Background radiation is (usually) the level of ionizing radiation measured at a point on or near the Earth's surface where no local human activity has produced additional radiation. This background radiation comes from natural sources in the earth, its atmosphere, or from space (in the form of cosmic rays). More recently, it also comes from low levels of global radioactive contamination due to nuclear testing.
Natural background radiation
Natural background radiation comes from three primary sources: cosmic radiation, external terrestrial sources, and radon. The worldwide average background dose for a human being is about 3.5 mSv per year  (http://www.arpansa.gov.au/pubs/baseline/bg_rad.pdf), mostly from cosmic radiation and natural isotopes in the earth.
The earth, and all living things on it, are constantly bombarded by radiation from outside our solar system of positively charged ions from protons to iron nuclei. This radiation interacts in the atmosphere to create secondary radiation that rains down, including x-rays, muons, protons, alpha particles, pions, electrons, and neutrons. The dose from cosmic radiation is largely from muons, neutrons, and electrons.
The dose rate from cosmic radiation varies in different parts of the world based largely on the geomagnetic field and altitude.
External terrestrial sources
Radioactive material is found throughout nature. It occurs naturally in the soil, rocks, water, air, and vegetation. The major radionuclides of concern for terrestrial radiation are potassium, uranium and thorium. Each of these sources has been decreasing in activity since the birth of the Earth so that our present dose from potassium-40 is about ½ what it would have been at the dawn of life on Earth.
Radon gas seeps out of uranium containing soils found across most of the world and may concentrate in well-sealed homes. It is often the single largest contributor to an individual's background radiation dose and is certainly the most variable in the United States.
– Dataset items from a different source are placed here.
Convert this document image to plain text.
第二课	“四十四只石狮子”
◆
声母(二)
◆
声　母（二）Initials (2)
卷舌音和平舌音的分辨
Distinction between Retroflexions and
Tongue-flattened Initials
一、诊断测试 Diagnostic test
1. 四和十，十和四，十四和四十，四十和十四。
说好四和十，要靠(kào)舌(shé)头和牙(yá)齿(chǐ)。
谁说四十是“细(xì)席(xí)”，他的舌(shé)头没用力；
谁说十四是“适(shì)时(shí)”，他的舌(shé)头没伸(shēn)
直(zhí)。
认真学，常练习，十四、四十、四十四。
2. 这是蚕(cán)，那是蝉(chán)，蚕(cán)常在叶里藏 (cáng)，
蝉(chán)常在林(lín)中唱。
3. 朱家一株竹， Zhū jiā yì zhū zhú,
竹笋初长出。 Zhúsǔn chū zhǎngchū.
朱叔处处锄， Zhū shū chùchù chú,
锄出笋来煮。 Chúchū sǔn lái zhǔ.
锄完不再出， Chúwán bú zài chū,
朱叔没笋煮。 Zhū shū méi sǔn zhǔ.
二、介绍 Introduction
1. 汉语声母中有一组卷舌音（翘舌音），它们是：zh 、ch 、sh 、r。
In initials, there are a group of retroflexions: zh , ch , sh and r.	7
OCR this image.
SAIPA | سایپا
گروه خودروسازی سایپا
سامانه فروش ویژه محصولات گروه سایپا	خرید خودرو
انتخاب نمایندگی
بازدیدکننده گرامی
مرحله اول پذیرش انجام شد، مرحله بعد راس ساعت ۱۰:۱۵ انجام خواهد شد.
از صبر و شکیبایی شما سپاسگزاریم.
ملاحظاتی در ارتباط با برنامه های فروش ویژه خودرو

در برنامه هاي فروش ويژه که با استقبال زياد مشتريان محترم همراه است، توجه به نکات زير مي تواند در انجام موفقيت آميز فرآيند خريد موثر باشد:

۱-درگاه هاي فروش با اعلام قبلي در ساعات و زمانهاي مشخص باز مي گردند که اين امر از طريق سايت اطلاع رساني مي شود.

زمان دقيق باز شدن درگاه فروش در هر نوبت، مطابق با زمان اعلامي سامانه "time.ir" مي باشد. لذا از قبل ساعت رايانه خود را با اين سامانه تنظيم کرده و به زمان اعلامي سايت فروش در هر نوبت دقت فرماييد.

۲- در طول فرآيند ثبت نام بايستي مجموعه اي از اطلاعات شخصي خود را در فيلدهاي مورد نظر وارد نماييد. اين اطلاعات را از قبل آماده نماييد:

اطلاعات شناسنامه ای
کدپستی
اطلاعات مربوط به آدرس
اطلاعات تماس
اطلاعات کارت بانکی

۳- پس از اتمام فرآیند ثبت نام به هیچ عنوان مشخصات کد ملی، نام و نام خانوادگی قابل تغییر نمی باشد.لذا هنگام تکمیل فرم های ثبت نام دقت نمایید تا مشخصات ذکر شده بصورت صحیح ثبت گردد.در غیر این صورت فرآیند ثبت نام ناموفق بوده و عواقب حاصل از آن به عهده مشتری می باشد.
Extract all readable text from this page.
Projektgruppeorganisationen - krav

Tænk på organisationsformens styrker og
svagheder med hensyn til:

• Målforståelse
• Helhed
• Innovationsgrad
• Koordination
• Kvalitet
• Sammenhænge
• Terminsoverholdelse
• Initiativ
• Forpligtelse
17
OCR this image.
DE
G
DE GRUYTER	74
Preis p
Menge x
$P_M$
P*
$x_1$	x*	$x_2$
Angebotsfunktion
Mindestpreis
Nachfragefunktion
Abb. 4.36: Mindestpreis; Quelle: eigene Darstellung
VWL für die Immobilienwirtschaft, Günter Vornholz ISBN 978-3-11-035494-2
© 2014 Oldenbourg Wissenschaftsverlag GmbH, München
Artificial "background" radiation
Every above-ground nuclear detonation scatters a certain amount of radioactive contamination. Some of this contamination is local, rendering the immediate surroundings highly radioactive, while some of it is carried longer distances as nuclear fallout; some of this material is dispersed worldwide. Nuclear reactors may also release a certain amount of radioactive contamination. Under normal circumstances, a modern nuclear reactor releases minucule amounts of radioactive contamination. However, early designs paid little attention to this issue; some simply dumped waste plutonium directly into the ocean. Major accidents, which have fortunately been relatively rare, may also release some radioactive contamination into the environment; this is the case, for example, with the Windscale fire (Sellafield accident) and the Chernobyl accident.
The amount of radioactive contamination released by human activity is rather small, in global terms, but the radioactive background is also rather low. Some sources claim that the Earth's background radiation level has tripled since the beginning of the twentieth century. The health and ecological effects of this increase are a subject of some dispute.
Man-made radiation sources
Natural and artificial radiation sources are identical in their nature and their effect. Above the background level of radiation exposure, the NRC requires that its licensees limit man-made radiation exposure to individual members of the public to 100 mrem (1 mSv) per year, and limit occupational radiation exposure to adults working with radioactive material to 5,000 mrem (50 mSv) per year.
The exposure for an average person is about 360 millirems/year, 81 percent of which comes from natural sources of radiation. The remaining 19 percent results from exposure to man-made radiation sources.
In more specialized contexts, background radiation may simply be any radiation that is measured but not of interest. A particular example of this is the cosmic microwave background radiation, a nearly uniform glow that fills the sky in the microwave part of the spectrum; stars, galaxies and other objects of interest in radio astronomy stand out against this background.